Honorables collègues, j’aimerais maintenant expliquer pourquoi ce projet de loi ne mentionne pas expressément les instruments qui doivent servir à entreprendre cette analyse, qu’il s’agisse de l’analyse comparative entre les sexes, de la Charte, de la Déclaration de Beijing ou de tout autre instrument de portée nationale ou internationale. C’est par prudence qu’ils n’ont pas été mentionnés. J’ai voulu m’assurer que les dispositions de ce projet de loi allaient résister au changement; je voulais essentiellement en assurer la pérennité. Si la loi mentionnait expressément l’analyse comparative entre les sexes du gouvernement, alors il faudrait modifier et mettre à jour la loi dès qu’une approche nouvelle ou meilleure serait mise au point. En accordant un pouvoir discrétionnaire au ministre, le projet de loi lui permet de veiller à ce que l’analyse des politiques ne se fasse pas au moyen d’une approche décalée par rapport aux nouvelles tendances. Le ministre sera tenu de procéder à l’analyse comparative entre les sexes en employant les instruments les plus récents et les plus pertinents, qu’il s’agisse d’autres lois et mesures législatives, de déclarations, d’ententes, de traités ou d’autres outils.
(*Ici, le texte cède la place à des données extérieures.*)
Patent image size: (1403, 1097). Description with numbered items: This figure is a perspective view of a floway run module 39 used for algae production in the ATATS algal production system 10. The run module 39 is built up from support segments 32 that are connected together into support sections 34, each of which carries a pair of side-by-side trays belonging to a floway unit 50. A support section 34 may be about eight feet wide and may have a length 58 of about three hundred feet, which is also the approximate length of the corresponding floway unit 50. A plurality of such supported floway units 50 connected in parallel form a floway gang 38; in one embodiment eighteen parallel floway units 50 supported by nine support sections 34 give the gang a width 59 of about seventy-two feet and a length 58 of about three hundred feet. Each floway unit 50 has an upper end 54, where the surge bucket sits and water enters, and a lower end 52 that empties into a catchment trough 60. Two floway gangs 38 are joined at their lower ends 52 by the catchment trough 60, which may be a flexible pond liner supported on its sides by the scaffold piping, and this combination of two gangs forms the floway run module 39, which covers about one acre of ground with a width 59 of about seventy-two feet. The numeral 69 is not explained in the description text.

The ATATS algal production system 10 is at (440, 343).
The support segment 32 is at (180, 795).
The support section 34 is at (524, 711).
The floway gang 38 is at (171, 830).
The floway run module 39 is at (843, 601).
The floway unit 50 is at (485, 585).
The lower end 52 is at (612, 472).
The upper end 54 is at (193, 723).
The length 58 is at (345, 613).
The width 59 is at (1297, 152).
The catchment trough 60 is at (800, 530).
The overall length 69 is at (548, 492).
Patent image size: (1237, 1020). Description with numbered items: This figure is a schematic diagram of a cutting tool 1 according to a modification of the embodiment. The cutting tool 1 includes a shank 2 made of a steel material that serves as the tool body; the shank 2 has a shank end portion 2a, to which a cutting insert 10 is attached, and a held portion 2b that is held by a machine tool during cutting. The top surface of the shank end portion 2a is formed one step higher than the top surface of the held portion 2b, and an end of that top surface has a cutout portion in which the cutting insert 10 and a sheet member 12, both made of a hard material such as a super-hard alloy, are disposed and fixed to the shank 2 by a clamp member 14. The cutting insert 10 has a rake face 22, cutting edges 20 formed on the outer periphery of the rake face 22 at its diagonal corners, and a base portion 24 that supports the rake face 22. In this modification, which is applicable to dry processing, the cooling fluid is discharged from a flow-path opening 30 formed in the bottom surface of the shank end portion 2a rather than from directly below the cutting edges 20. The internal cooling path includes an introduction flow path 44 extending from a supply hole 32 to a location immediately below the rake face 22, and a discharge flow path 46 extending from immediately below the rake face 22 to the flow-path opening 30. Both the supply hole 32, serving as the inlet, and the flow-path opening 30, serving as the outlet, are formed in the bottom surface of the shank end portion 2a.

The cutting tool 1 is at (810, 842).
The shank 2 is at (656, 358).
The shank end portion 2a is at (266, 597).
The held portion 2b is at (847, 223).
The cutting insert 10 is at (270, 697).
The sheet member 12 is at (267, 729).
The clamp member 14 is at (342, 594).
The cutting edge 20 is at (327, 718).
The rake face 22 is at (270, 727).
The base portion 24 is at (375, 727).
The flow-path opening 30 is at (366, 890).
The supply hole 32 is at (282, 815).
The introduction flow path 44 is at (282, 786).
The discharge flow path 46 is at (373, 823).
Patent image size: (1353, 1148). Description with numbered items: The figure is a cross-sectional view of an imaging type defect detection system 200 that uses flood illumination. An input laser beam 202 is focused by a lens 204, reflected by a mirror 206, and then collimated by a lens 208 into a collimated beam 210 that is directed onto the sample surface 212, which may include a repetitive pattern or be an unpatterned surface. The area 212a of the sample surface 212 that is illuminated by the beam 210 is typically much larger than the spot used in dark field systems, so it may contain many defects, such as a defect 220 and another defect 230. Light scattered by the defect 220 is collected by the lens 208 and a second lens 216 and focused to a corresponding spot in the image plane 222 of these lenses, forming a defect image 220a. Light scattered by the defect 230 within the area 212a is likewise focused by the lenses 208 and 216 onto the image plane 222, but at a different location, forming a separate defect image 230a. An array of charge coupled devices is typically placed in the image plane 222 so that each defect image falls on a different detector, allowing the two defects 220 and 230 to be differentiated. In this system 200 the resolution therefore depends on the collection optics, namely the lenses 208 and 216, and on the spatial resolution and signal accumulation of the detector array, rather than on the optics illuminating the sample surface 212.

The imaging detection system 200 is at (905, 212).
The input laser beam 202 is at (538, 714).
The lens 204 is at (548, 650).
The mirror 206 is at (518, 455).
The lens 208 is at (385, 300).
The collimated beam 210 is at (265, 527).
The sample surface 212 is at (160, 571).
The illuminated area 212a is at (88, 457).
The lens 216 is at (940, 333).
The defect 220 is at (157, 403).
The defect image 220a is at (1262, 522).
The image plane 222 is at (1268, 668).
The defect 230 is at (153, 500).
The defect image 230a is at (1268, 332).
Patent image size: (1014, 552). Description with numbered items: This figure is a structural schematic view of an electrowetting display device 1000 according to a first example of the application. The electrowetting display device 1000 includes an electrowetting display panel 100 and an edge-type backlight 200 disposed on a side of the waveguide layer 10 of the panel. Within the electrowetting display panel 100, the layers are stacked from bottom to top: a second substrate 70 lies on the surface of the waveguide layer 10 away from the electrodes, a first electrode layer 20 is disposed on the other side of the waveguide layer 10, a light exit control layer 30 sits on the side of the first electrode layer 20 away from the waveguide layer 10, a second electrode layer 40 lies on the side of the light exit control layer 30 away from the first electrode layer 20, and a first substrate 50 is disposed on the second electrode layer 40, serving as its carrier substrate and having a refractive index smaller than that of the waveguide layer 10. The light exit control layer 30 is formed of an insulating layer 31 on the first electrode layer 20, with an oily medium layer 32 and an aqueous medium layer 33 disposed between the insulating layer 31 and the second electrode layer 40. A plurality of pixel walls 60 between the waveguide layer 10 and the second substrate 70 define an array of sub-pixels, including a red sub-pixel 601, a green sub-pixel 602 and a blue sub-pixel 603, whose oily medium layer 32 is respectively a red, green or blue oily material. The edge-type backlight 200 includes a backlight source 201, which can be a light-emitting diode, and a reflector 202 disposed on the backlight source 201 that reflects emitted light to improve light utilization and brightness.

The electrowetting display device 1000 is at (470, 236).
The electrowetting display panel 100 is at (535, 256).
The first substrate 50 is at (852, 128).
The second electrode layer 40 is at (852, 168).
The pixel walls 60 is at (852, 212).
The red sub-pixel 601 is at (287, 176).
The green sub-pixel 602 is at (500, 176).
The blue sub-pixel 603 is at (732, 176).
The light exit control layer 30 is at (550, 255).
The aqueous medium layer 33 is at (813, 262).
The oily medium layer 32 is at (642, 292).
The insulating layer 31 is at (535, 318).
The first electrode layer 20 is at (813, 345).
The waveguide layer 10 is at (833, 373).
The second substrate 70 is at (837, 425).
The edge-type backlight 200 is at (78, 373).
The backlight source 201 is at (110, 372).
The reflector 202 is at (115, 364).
Chaque fois que l’on confère un pouvoir discrétionnaire à un ministre, on s’expose au risque qu’un ministre à l’esprit fermé interprète cette disposition de manière trop restrictive. Cependant, c’est dans une telle situation que le Parlement peut jouer un rôle en questionnant le ministre et en le pressant de rendre des comptes sur son énoncé, s’il devient évident que le ministre ne s’engage pas dans ce processus avec conviction.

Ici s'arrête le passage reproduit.